Une rupture avec "les clichés de la féminité triomphante"

Au-delà du "body-shaming" qui transparaît dans la violence des commentaires, il y aurait autre chose en jeu, croit deviner Federica Tamarozzi qui a mené des recherches sur les normes de beauté des élections de Miss et co-autrice de l'article "Pas de demi-mesure pour les Miss: la beauté en ses critères". Elle rappelle que cette année, le jury était 100% féminin. Une humoriste, une actrice, une chanteuse, une sportive de haut niveau ou encore une grande cheffe patissière...

"Des femmes puissantes", pointe l'universitaire, qui ont peut-être voulu, consciemment ou non, proposer "un autre regard", notamment porté par le débat autour du 'male gaze'. "Avec les concours nationaux, on est habituellement plus proche d'un idéal de la belle voisine d'à côté."

"D'une certaine manière, Eve Gilles rompt avec les codes classiques, comme la cascades de cheveux et les clichés de la féminité triomphante. Et ce sont justement ses particularités qui lui ont permis de se différencier des autres concurrentes."

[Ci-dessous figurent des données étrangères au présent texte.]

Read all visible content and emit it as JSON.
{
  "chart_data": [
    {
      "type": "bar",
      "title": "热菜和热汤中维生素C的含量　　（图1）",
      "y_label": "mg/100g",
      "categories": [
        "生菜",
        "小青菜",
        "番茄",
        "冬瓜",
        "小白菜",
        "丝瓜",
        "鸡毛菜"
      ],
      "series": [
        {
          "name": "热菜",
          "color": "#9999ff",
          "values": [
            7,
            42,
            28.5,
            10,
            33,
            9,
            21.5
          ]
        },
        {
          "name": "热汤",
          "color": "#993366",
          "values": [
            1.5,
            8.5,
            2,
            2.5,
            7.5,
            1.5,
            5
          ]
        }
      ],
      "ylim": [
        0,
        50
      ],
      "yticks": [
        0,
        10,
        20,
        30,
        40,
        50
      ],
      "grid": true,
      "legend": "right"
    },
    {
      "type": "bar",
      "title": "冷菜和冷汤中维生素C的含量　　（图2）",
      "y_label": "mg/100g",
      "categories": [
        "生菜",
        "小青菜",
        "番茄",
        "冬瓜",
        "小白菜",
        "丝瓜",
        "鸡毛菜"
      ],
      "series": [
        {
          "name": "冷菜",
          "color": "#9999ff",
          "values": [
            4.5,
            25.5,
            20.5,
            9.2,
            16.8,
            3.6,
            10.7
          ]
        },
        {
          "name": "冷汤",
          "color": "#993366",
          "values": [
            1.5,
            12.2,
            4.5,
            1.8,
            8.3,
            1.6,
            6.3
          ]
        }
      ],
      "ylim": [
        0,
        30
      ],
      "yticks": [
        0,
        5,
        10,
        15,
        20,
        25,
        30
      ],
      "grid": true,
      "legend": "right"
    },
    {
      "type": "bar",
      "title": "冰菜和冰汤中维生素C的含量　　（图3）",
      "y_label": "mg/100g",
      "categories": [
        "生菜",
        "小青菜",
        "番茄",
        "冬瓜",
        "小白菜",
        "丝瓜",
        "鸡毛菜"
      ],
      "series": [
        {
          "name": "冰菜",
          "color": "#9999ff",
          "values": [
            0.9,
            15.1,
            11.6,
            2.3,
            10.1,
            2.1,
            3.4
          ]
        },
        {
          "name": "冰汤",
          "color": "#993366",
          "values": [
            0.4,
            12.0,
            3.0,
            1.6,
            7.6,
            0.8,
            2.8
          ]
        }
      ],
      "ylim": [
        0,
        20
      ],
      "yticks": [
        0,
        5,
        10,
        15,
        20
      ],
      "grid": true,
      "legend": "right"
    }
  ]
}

Une rupture de style qui a encore du mal à passer. Car pour cette ethnologue, également conservatrice responsable du département Europe au Musée d'ethnographie de Genève, ce qui se joue dans les concours de Miss catalyse souvent des questionnements de société plus amples. "C'est tout à fait dans l'air du temps. Une femme se résume-t-elle à ses attributs dits féminins?" Une analyse que partage Elsa Labouret, la porte-parole de l'association Osez le féminisme.

"Certaines personnes ont peur qu'en remettant en cause les stéréotypes de genre, les fondements de la société s'effondrent. Pour elles, Miss France reste un des derniers bastions de la féminité. Pourtant, ce concours et ses participantes évoluent, tout comme la société."